At the command post a sentry directed Juliet and Lovelace to a small stone building used as the battalion aid station. Juliet was
happy to finally stretch her legs, happy to be away from the confines of the hospital.

But as they stepped inside, she clutched the door frame to orient herself. On a cold stone floor, a dozen men lay side by side, writhing and whimpering, their cries pouring into one another. It sounded like a swamp of screams. Against the far wall, two men had been propped up on a metal table, staring mutely at their bloodied legs. A pair of medics crouched over a patient in the corner, tossing forceps and gauze between them. Nearby, a man with a Red Cross helmet furiously pumped at the chest of the patient beneath him, intermittently blowing into his mouth. Without looking up, he called to them, “Colonel Muskegee’s against the right wall.”

The colonel was tall and broad shouldered and stared calmly up. At first glance, Juliet couldn’t see what was wrong with him. His lips were thin and dry. His eyes moved from Lovelace to Juliet. “I want to live,” he whispered.

Dr. Lovelace gently lifted his head off the stretcher, revealing, behind the left ear, a mess of gray pulp. The smell of burned brain tissue nearly made Juliet gag; she quickly dug through the surgical bag to find the Novocain and scalpel. Lovelace’s hands snipped and sutured, quick as wings, while Juliet kept her hand on Muskegee’s wrist. “His pulse is dropping,” she warned.

“Okay, double-vein him. Adrenaline. Then plasma.” Dr. Lovelace moved quickly but calmly, bandaging the man’s skull.

Juliet noticed the patient beside the colonel, watching the surgery, nervously fingering the back of his own skull. From litters surrounding them came the words
doctor
and
help
. Juliet glanced around the room at the blank and weary faces, men staring at giant hooks hanging from the ceiling—she had not noticed them before. Christ, were they in a butcher shop?

“Thank bloody God!” the battalion surgeon exclaimed. The man whose heart he’d been pumping finally doubled
over, coughing.

Then Juliet felt a hand on her shoulder: Dr. Lovelace was shaking his head. He began wiping down his surgical instruments, setting them back in the bag.

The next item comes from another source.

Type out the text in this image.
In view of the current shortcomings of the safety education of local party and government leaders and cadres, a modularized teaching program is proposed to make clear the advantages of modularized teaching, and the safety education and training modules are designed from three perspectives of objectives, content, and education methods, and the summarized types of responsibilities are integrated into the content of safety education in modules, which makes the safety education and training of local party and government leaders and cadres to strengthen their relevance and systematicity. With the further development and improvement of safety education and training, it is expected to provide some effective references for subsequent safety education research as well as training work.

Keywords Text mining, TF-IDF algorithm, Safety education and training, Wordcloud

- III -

He stood, quietly moving to another patient.

“How’m I doing, nurse?” the colonel asked. A silver star was pinned to his jacket.

“Good,” she whispered.

Then he died.

At 1600 hours, they began heading back to the hospital. Dr. Lovelace drove and Juliet sat quietly, her head resting against the window. Three patients had died in an hour, and she was numb, out of emotion as if out of breath. When Lovelace said, “Roadblock ahead,” Juliet barely raised her head.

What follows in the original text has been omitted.